I'm skeptical about two of the common tendencies in our current GIDE packages:Shipping with visual programming tools.
There's a "comfort factor" thing going on there, yet it seems like users quickly learn to head straight into the text-based scripting when it's available.Built-in physics.
Although the raw collision is usually OK, the physics often get circumvented by power users to achieve a very specific result.
I also think there are some areas that have a lot of undiscovered potential:Underdeveloped event models.

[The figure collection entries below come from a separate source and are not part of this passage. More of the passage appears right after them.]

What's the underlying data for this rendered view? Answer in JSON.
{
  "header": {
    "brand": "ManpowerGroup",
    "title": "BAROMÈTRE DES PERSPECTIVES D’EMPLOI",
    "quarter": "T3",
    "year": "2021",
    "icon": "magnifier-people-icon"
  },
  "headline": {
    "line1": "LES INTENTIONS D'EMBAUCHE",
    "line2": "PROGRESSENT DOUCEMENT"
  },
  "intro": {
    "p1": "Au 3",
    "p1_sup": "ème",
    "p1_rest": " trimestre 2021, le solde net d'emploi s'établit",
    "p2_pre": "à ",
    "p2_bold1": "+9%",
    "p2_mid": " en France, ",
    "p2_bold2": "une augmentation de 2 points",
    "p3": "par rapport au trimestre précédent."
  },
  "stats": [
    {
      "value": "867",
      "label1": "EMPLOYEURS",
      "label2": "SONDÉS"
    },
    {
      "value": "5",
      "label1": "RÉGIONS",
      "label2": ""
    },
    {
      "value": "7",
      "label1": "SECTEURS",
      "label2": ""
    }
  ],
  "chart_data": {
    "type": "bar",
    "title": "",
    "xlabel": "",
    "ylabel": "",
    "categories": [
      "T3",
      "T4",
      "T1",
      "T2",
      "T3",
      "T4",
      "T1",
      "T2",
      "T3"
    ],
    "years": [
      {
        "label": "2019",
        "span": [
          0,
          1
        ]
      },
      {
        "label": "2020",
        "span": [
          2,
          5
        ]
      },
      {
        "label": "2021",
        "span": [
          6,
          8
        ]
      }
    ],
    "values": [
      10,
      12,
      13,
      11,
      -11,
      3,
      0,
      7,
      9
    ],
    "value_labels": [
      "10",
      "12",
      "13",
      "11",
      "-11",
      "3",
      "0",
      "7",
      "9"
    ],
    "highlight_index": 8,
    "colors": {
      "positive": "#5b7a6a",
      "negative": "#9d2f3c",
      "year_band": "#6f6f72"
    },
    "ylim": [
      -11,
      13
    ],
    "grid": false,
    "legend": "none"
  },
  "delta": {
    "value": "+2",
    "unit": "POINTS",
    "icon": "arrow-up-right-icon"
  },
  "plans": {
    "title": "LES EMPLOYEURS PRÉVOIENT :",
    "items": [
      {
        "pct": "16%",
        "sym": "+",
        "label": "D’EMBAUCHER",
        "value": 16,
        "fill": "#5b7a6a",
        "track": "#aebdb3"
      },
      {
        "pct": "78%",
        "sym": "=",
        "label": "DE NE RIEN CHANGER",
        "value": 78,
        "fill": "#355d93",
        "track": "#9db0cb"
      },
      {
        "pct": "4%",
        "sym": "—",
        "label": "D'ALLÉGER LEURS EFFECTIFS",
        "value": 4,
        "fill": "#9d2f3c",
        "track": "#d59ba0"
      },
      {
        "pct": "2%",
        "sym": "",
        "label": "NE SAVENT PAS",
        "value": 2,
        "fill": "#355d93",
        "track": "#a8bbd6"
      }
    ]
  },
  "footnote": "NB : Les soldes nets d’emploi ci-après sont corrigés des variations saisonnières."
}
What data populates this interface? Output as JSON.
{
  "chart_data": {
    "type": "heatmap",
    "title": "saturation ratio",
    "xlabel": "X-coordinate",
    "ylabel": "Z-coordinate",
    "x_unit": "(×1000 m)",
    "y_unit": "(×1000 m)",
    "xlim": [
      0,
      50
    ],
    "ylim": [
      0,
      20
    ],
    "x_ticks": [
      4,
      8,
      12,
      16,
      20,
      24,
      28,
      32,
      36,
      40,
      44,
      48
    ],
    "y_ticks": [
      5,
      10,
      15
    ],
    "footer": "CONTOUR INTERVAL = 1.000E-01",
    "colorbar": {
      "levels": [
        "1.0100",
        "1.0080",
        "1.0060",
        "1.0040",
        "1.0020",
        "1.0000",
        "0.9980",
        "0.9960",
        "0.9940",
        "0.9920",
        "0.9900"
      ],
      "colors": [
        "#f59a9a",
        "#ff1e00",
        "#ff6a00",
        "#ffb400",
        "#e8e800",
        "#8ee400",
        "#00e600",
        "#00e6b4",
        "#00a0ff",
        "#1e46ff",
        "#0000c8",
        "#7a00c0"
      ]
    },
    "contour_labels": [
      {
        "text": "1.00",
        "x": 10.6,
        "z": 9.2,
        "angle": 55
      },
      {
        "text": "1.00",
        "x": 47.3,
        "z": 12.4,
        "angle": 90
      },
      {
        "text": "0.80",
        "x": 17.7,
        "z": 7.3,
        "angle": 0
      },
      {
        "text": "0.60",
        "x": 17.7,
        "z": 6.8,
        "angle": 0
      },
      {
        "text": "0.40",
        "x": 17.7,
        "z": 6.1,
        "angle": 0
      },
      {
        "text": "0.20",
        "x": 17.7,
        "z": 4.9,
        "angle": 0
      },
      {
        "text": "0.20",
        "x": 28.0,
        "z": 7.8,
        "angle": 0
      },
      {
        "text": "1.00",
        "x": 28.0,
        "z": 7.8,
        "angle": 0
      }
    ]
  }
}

Sometimes I've encountered a need to circumvent the event model, to get certain things triggering in exactly the right order. You don't always want instantaneous, first-come-first-served events; sometimes you want events to have priorities or be "batch processed" later. It's a tricky problem since with too many features, the event model could easily become more complicated than is worthwhile.More domain-specific concepts and tools.
There was a thread here where I talked about doing a timeline language to script things needing a specific timed sequencing without having to maintain your own timers etc. I got that mostly working, but realized I had really overcomplicated it with general-purpose stuff. I'm thinking now that what would be ideal is to mix a good general-purpose scripting language with more limited stuff - besides languages, graphical tools to create tree and graph structures, finite state machines, or even ways to create tuning/profiling widgets(e.g. a slider to control gravity or a gameplay logger to flag levels that test poorly).Scriptable map editing.
My understanding is that a lot of GM and MMF users resort to their own level data formats because the built-in tool doesn't have enough flexibility to fit their game style. This is a tricky area, but even something like being able to write custom "brushes" to paint with is probably going to help here. Alternatively, maybe it's possible to write a GIDE that encourages the "in-game level editor" model - see the above on tuning/profiling widgets.More user-friendly collision.
I imagine that for most games, what is needed isn't really "fast collisions of 1000s of entities" (which when actually used typically leads to a cluttered screen) so much as "easy filtering collision" - stuff that will let you pick out a subset of colliding entities, and reposition them to taste, as easily as a one-line database query. I recently did some pilot work on making a fully hierarchical 2D AABB coordinate model - every box or point attaches to some parent and moves relative to that parent, making cameras, "hovering" objects, projectile spawns, HUD indicators, etc. all super-straightforward to implement. I'm imagining that I could expand on that, and rather than build one physics model, build the tooling around a general collision system to make simple physics behaviors straightforward without forcing you to go entirely into script to fix details.Better entity models.
I tend to end up with a lot of global data structures indexing entities, but with the exception of collision, most of the queries are suited for a "tag" filter - a simple categorization, one index per tag, any number of tags per entity. All the most common queries in games go the same way: "Am I colliding with this thing? Is it the right kind of thing for this action? Now give me all of this other kind of thing so I can update its state according to behavior X." To me, this data pattern largely overshadows the components/inheritance discussion, especially in a language allowing dynamic typing - which is the case for most existing GIDEs. Game Maker comes very close to this model, but it limits you to single Object hierarchies, rather than a complete tagging system.